عنوان مقاله [English]
After many years of experience, the world has realized that countries need specialized, motivated human resources to be among the leading countries. Human resources are considered the most important factor, determining and accelerating a country's process of growth and development. Agriculture, industry, and services are of particular importance as they are three main sectors of every country’s economy.
This study tries to identify the factors, affecting human resource (HR) challenges in the agricultural sector of rural areas of Malayer. It also looks for the priorities and actions, necessary to maintain human resources in the agricultural sector of rural areas, achieve sustainable development in the villages as well as the whole country, and supply sustainable food resources and livelihoods. In other words, it seeks to determine the factors, leading to a challenge for the HR of the agricultural sector in rural areas in central district of Malayer. For this purpose, the following hypotheses are formulated:
Economic factors, including lack of employment due to inappropriate policies in rural areas, cause the greatest HR challenge.
Service-related and infrastructural factors affect the HR challenge of the agricultural sector in rural areas of Malayer.
Socio-cultural factors affect the HR challenge of the agricultural sector in rural areas of Malayer.

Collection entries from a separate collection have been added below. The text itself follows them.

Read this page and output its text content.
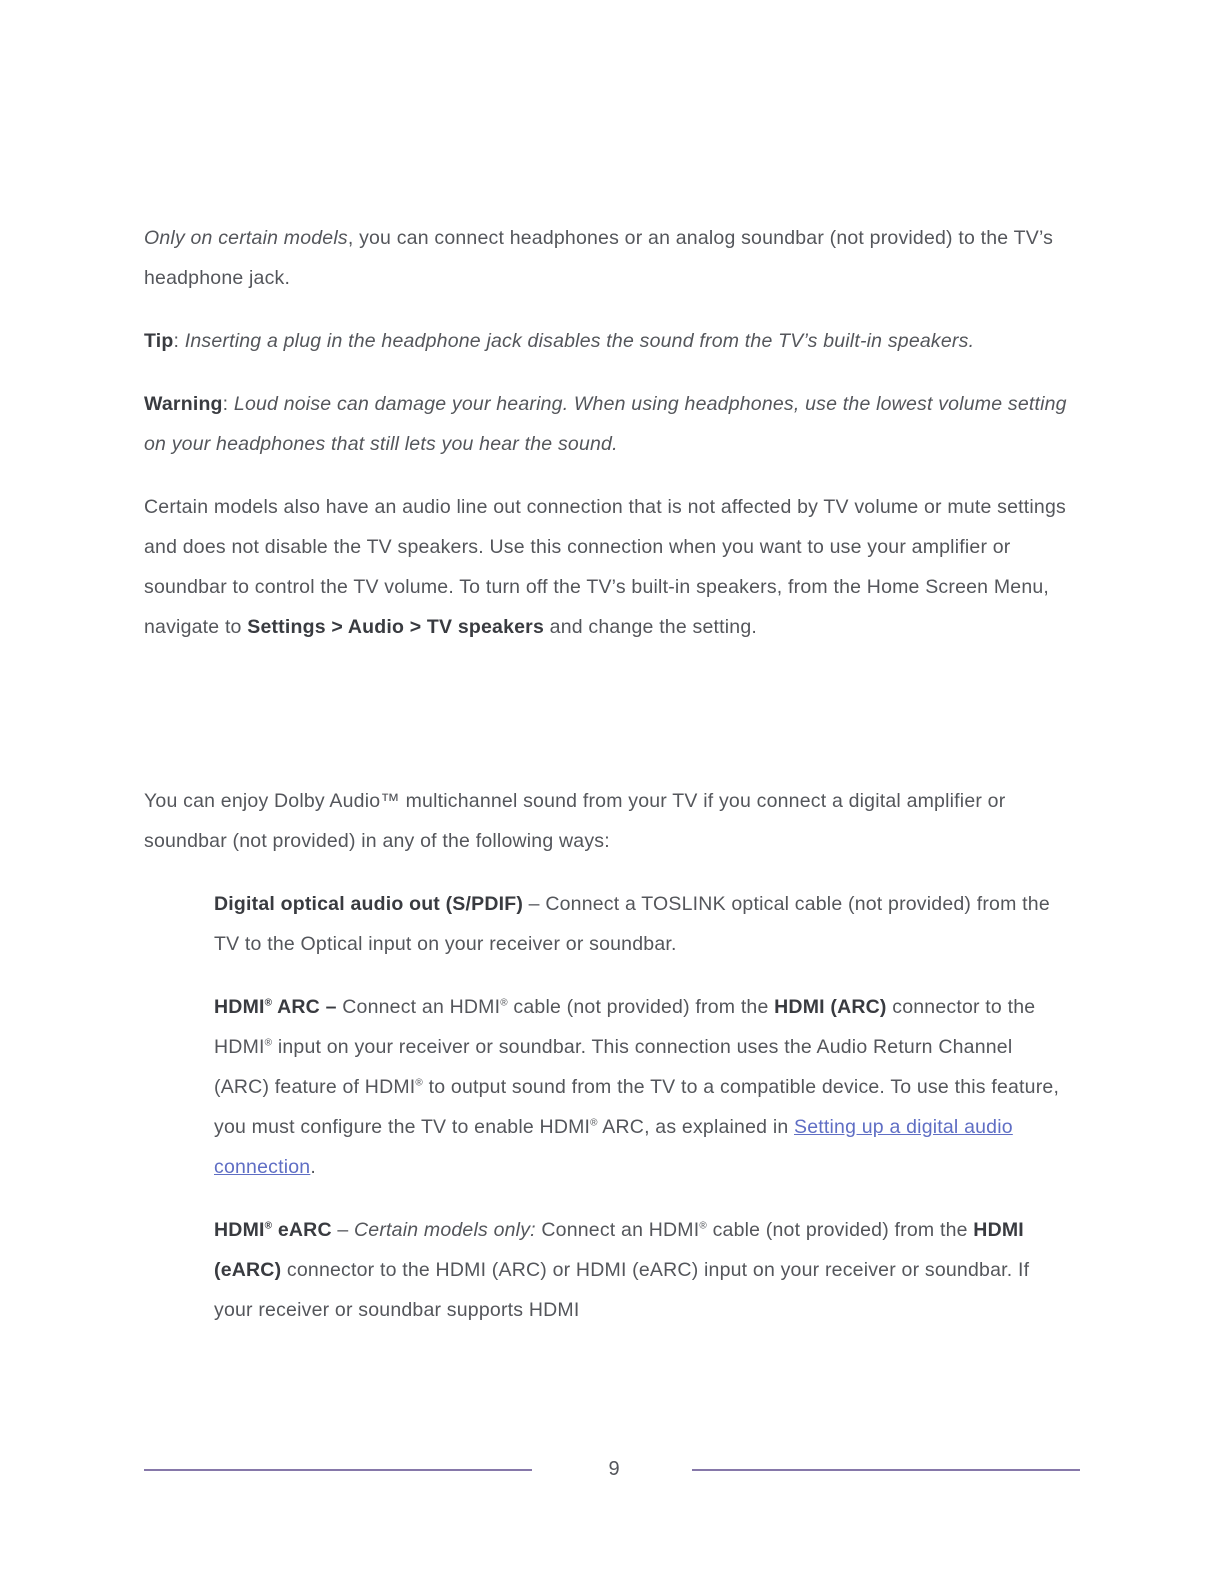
Only on certain models, you can connect headphones or an analog soundbar (not provided) to the TV’s headphone jack.

Tip: Inserting a plug in the headphone jack disables the sound from the TV’s built-in speakers.

Warning: Loud noise can damage your hearing. When using headphones, use the lowest volume setting on your headphones that still lets you hear the sound.

Certain models also have an audio line out connection that is not affected by TV volume or mute settings and does not disable the TV speakers. Use this connection when you want to use your amplifier or soundbar to control the TV volume. To turn off the TV’s built-in speakers, from the Home Screen Menu, navigate to Settings > Audio > TV speakers and change the setting.

You can enjoy Dolby Audio™ multichannel sound from your TV if you connect a digital amplifier or soundbar (not provided) in any of the following ways:

Digital optical audio out (S/PDIF) – Connect a TOSLINK optical cable (not provided) from the TV to the Optical input on your receiver or soundbar.

HDMI® ARC – Connect an HDMI® cable (not provided) from the HDMI (ARC) connector to the HDMI® input on your receiver or soundbar. This connection uses the Audio Return Channel (ARC) feature of HDMI® to output sound from the TV to a compatible device. To use this feature, you must configure the TV to enable HDMI® ARC, as explained in Setting up a digital audio connection.

HDMI® eARC – Certain models only: Connect an HDMI® cable (not provided) from the HDMI (eARC) connector to the HDMI (ARC) or HDMI (eARC) input on your receiver or soundbar. If your receiver or soundbar supports HDMI

9
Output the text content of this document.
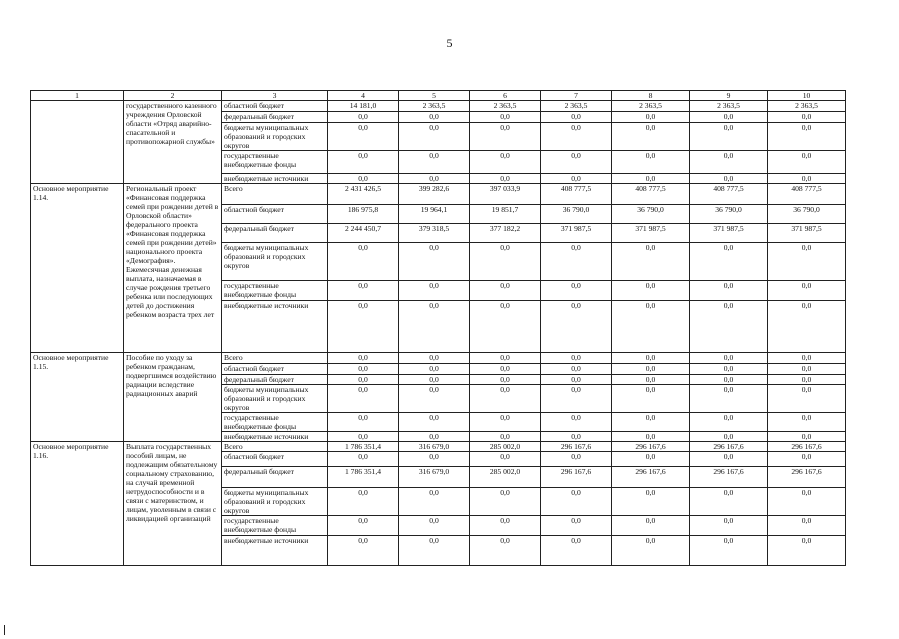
5
1	2	3	4	5	6	7	8	9	10
	государственного казенного учреждения Орловской области «Отряд аварийно-спасательной и противопожарной службы»	областной бюджет	14 181,0	2 363,5	2 363,5	2 363,5	2 363,5	2 363,5	2 363,5
		федеральный бюджет	0,0	0,0	0,0	0,0	0,0	0,0	0,0
		бюджеты муниципальных образований и городских округов	0,0	0,0	0,0	0,0	0,0	0,0	0,0
		государственные внебюджетные фонды	0,0	0,0	0,0	0,0	0,0	0,0	0,0
		внебюджетные источники	0,0	0,0	0,0	0,0	0,0	0,0	0,0
Основное мероприятие 1.14.	Региональный проект «Финансовая поддержка семей при рождении детей в Орловской области» федерального проекта «Финансовая поддержка семей при рождении детей» национального проекта «Демография». Ежемесячная денежная выплата, назначаемая в случае рождения третьего ребенка или последующих детей до достижения ребенком возраста трех лет	Всего	2 431 426,5	399 282,6	397 033,9	408 777,5	408 777,5	408 777,5	408 777,5
		областной бюджет	186 975,8	19 964,1	19 851,7	36 790,0	36 790,0	36 790,0	36 790,0
		федеральный бюджет	2 244 450,7	379 318,5	377 182,2	371 987,5	371 987,5	371 987,5	371 987,5
		бюджеты муниципальных образований и городских округов	0,0	0,0	0,0	0,0	0,0	0,0	0,0
		государственные внебюджетные фонды	0,0	0,0	0,0	0,0	0,0	0,0	0,0
		внебюджетные источники	0,0	0,0	0,0	0,0	0,0	0,0	0,0
Основное мероприятие 1.15.	Пособие по уходу за ребенком гражданам, подвергшимся воздействию радиации вследствие радиационных аварий	Всего	0,0	0,0	0,0	0,0	0,0	0,0	0,0
		областной бюджет	0,0	0,0	0,0	0,0	0,0	0,0	0,0
		федеральный бюджет	0,0	0,0	0,0	0,0	0,0	0,0	0,0
		бюджеты муниципальных образований и городских округов	0,0	0,0	0,0	0,0	0,0	0,0	0,0
		государственные внебюджетные фонды	0,0	0,0	0,0	0,0	0,0	0,0	0,0
		внебюджетные источники	0,0	0,0	0,0	0,0	0,0	0,0	0,0
Основное мероприятие 1.16.	Выплата государственных пособий лицам, не подлежащим обязательному социальному страхованию, на случай временной нетрудоспособности и в связи с материнством, и лицам, уволенным в связи с ликвидацией организаций	Всего	1 786 351,4	316 679,0	285 002,0	296 167,6	296 167,6	296 167,6	296 167,6
		областной бюджет	0,0	0,0	0,0	0,0	0,0	0,0	0,0
		федеральный бюджет	1 786 351,4	316 679,0	285 002,0	296 167,6	296 167,6	296 167,6	296 167,6
		бюджеты муниципальных образований и городских округов	0,0	0,0	0,0	0,0	0,0	0,0	0,0
		государственные внебюджетные фонды	0,0	0,0	0,0	0,0	0,0	0,0	0,0
		внебюджетные источники	0,0	0,0	0,0	0,0	0,0	0,0	0,0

This study was conducted through a descriptive-analytical method in several stages. The desk-documentary research method was used in the first stage, pertaining to the theoretical part of the research. The data were collected in the second stage, using field methods such as observation, interviews, surveys, and attendance at residential areas. The third stage was related to data analysis and giving suggestions. The statistical population of the study included 73 villages of the central district of Malayer. Due to the large population, one hundred households from 5 villages in the center of the district were selected as the research sample. The main instrument of the research was a researcher-made questionnaire, the validity and reliability of which were confirmed by using the views of a panel of experts, calculating Cronbach's alpha coefficient, and other approved methods. The data got analyzed in SPSS. Thus, considering factors such as administrative political citizenship, distance from the city, population, and cultural differences, five villages of Joozan, Joorab, Aznav, Mehrabad, and Alavi, at the center of rural districts of Malayer, were selected as the sample. The heads of the households under study were the surveyed population in the study. For a more accurate analysis, the number of households was determined using quota sampling from among the households of 5 sample villages, and finally, a survey was conducted, using the simple random sampling method. This part contained descriptive and analytical (inferential) statistics. In the first part, the demographic characteristics as well as the variables related to the research hypotheses were presented in descriptive statistics tables and figures. The analytical statistics part employed Kolmogorov-Smirnov, one-sample t-test, Friedman, Kendall's Correlation, Chi-square, and Eta tests. SPSS was also used to analyze the extracted data.
Findings and Discussion
Economic factors such as lack of employment due to inappropriate policies in rural areas have given rise to the greatest challenge in human resources with the highest mean score. This suggests that these factors have been the most important factors to create HR challenges in rural areas in the central district of Malayer, with the next ranks belonging to socio-cultural factors and service-related as well as infrastructural factors, respectively. Moreover, the significance level from the Chi-square statistic in Friedman test indicates that the confirmation error percentage of the significance level of the above test has been significant at 95% confidence interval. It can, therefore, be said that economic factors such as lack of employment due to inappropriate policies at the village level have caused the greatest challenge in human resources. Therefore, the first hypothesis is confirmed and the null hypothesis, rejected.
H2: Service-related and infrastructural factors affect HR challenges in rural areas. The parametric one-sample t-test was used to test the above hypothesis. The significance level obtained from the t-statistic was brlow 0.05, showing that there was a significant difference between the value score (standard limit) and the mean value of the population. Given that the mean of the sample presented in the table stood above the value score (mean difference = 0.14), the effect of service-related and infrastructural factors on the HR challenge of the rural areas was confirmed, thereby confirming the second hypothesis of the research.
In relation to the third hypothesis, the significance level obtained from the t-test was much smaller than 0.05, indicating that there was a significant difference between the value score (standard limit) and the mean value of the population. Moreover, considering that the mean of the sample was higher than the value score (mean difference = 0.445), socio-cultural factors proved to be effective in facing the HR challenges in rural areas, also confirming the third hypothesis.
According to Friedman's test, economic factors such as lack of employment due to inappropriate policies in rural areas have created the greatest challenge in human resources with the mean rank of 2.3. The second and third ranks belong to socio-cultural, service-related and infrastructural factors with the mean ranks of 2.08 and 1.63, respectively.